Purpose: : EPCs are circulating bone marrow–derived cells that are exquistely sensitive to hypoxia. The aim of this study was to compare the migratory response and receptor profile of EPCs of diabetic vs. nondiabetic origin.

Methods: : CD 34⁺ EPCs were isolated from individuals with proliferative diabetic retinopathy (PDR) and age–matched nondiabetic controls. The hypoxia–regulated factors tested included VEGF, IGF–1, stromal derived growth factor (SDF–1), IGF binding protein– 3 (IGFBP–3) and the adenosine analogue, 5'–N–ethylcarboxamido–adenosine (NECA). Each factor was assessed using the modified Boyden chamber migration assay and was tested from a concentration of 1 nM to 10 µM. VEGF receptor (VEGFR)–1, VEGFR–2 and adenosine receptor surface expression was determined by FACS and by real time PCR. EPC differentiation was determined by loss of CD133.

Results: : Diabetic EPCs demonstrated defective migration in response to VEGF, IGF–1 and SDF–1 compared to nondiabetic controls. However, both diabetic and nondiabetic EPCs migrated in a dose–dependent manner to NECA [p<0.05] with diabetic EPCs showing a much greater response than nondiabetic EPCs [p<0.001]. EPCs from patients with PDR demonstrated increased mRNA and protein levels of the adenosine A_2b receptor, known to modulate pathological neovascularization, compared to nondiabetic controls that showed increased A_2a receptor, the receptor known to modulate the beneficial vasodilator effects of adenosine. Exposure to SDF–1, IGF–1 or NECA resulted in a dose– and time–dependent increase in VEGFR–1 and VEGFR–2 with the increase VEGFR–2 being greater than VEGFR–1 in both diabetic and control EPCs. Exposure of EPCs of diabetic as well as nondiabetic origin to IGFBP–3, the major IGFBP found in serum and a hypoxia regulated protein, resulted in loss of CD133 and differentiation into endothelial cells.

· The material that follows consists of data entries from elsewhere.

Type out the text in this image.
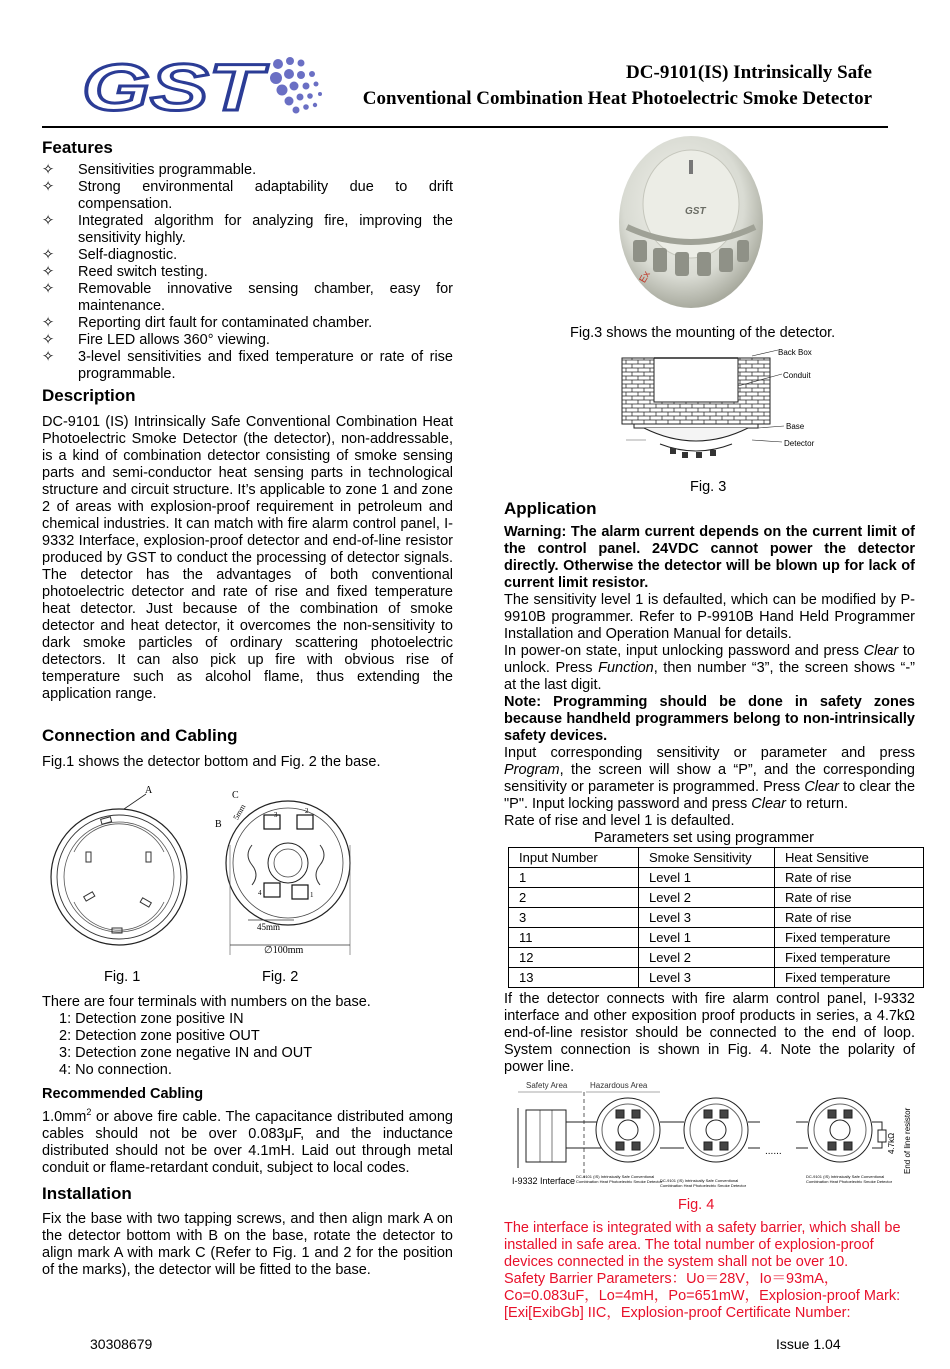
GST	DC-9101(IS) Intrinsically Safe
Conventional Combination Heat Photoelectric Smoke Detector
Features
✧ Sensitivities programmable.
✧ Strong environmental adaptability due to drift compensation.
✧ Integrated algorithm for analyzing fire, improving the sensitivity highly.
✧ Self-diagnostic.
✧ Reed switch testing.
✧ Removable innovative sensing chamber, easy for maintenance.
✧ Reporting dirt fault for contaminated chamber.
✧ Fire LED allows 360° viewing.
✧ 3-level sensitivities and fixed temperature or rate of rise programmable.
Description

DC-9101 (IS) Intrinsically Safe Conventional Combination Heat Photoelectric Smoke Detector (the detector), non-addressable, is a kind of combination detector consisting of smoke sensing parts and semi-conductor heat sensing parts in technological structure and circuit structure. It’s applicable to zone 1 and zone 2 of areas with explosion-proof requirement in petroleum and chemical industries. It can match with fire alarm control panel, I-9332 Interface, explosion-proof detector and end-of-line resistor produced by GST to conduct the processing of detector signals. The detector has the advantages of both conventional photoelectric detector and rate of rise and fixed temperature heat detector. Just because of the combination of smoke detector and heat detector, it overcomes the non-sensitivity to dark smoke particles of ordinary scattering photoelectric detectors. It can also pick up fire with obvious rise of temperature such as alcohol flame, thus extending the application range.

Connection and Cabling

Fig.1 shows the detector bottom and Fig. 2 the base.

A	C
B
5mm
45mm
∅100mm
3	2
4	1
Fig. 1	Fig. 2

There are four terminals with numbers on the base.

1: Detection zone positive IN
2: Detection zone positive OUT
3: Detection zone negative IN and OUT
4: No connection.
Recommended Cabling

$1.0mm^2$ or above fire cable. The capacitance distributed among cables should not be over 0.083μF, and the inductance distributed should not be over 4.1mH. Laid out through metal conduit or flame-retardant conduit, subject to local codes.

Installation

Fix the base with two tapping screws, and then align mark A on the detector bottom with B on the base, rotate the detector to align mark A with mark C (Refer to Fig. 1 and 2 for the position of the marks), the detector will be fitted to the base.

GST
Ex
Fig.3 shows the mounting of the detector.
Back Box
Conduit
Base
Detector
Fig. 3
Application

Warning: The alarm current depends on the current limit of the control panel. 24VDC cannot power the detector directly. Otherwise the detector will be blown up for lack of current limit resistor.

The sensitivity level 1 is defaulted, which can be modified by P-9910B programmer. Refer to P-9910B Hand Held Programmer Installation and Operation Manual for details.

In power-on state, input unlocking password and press Clear to unlock. Press Function, then number “3”, the screen shows “-” at the last digit.

Note: Programming should be done in safety zones because handheld programmers belong to non-intrinsically safety devices.

Input corresponding sensitivity or parameter and press Program, the screen will show a “P”, and the corresponding sensitivity or parameter is programmed. Press Clear to clear the "P". Input locking password and press Clear to return.

Rate of rise and level 1 is defaulted.

Parameters set using programmer
Input Number	Smoke Sensitivity	Heat Sensitive
1	Level 1	Rate of rise
2	Level 2	Rate of rise
3	Level 3	Rate of rise
11	Level 1	Fixed temperature
12	Level 2	Fixed temperature
13	Level 3	Fixed temperature
If the detector connects with fire alarm control panel, I-9332 interface and other exposition proof products in series, a 4.7kΩ end-of-line resistor should be connected to the end of loop. System connection is shown in Fig. 4. Note the polarity of power line.
Safety Area	Hazardous Area
......	4.7kΩ End of line resistor
I-9332 Interface DC-9101 (IS) Intrinsically Safe Conventional
Combination Heat Photoelectric Smoke Detector
DC-9101 (IS) Intrinsically Safe Conventional
Combination Heat Photoelectric Smoke Detector
DC-9101 (IS) Intrinsically Safe Conventional
Combination Heat Photoelectric Smoke Detector
Fig. 4

The interface is integrated with a safety barrier, which shall be installed in safe area. The total number of explosion-proof devices connected in the system shall not be over 10.

Safety Barrier Parameters：Uo＝28V，Io＝93mA，Co=0.083uF，Lo=4mH，Po=651mW，Explosion-proof Mark: [Exi[ExibGb] IIC，Explosion-proof Certificate Number:

30308679	Issue 1.04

Conclusions: : In diabetic and nondiabetic EPCs, SDF–1, IGF and NECA play a critical role in regulating VEGF receptor expression and IGFBP–3 promotes EPC differentiation. The adenosine receptor profile on EPCs of diabetic patients promotes an angiogenic phenotype. Diabetic EPCs retain their ability to migrate in response to adenosine, unlike the other factors tested. In diabetic EPCs signaling mechanisms responsible for cytoskeletal changes leading to migration are defective in response to growth factors but are intact in response to nucleotides.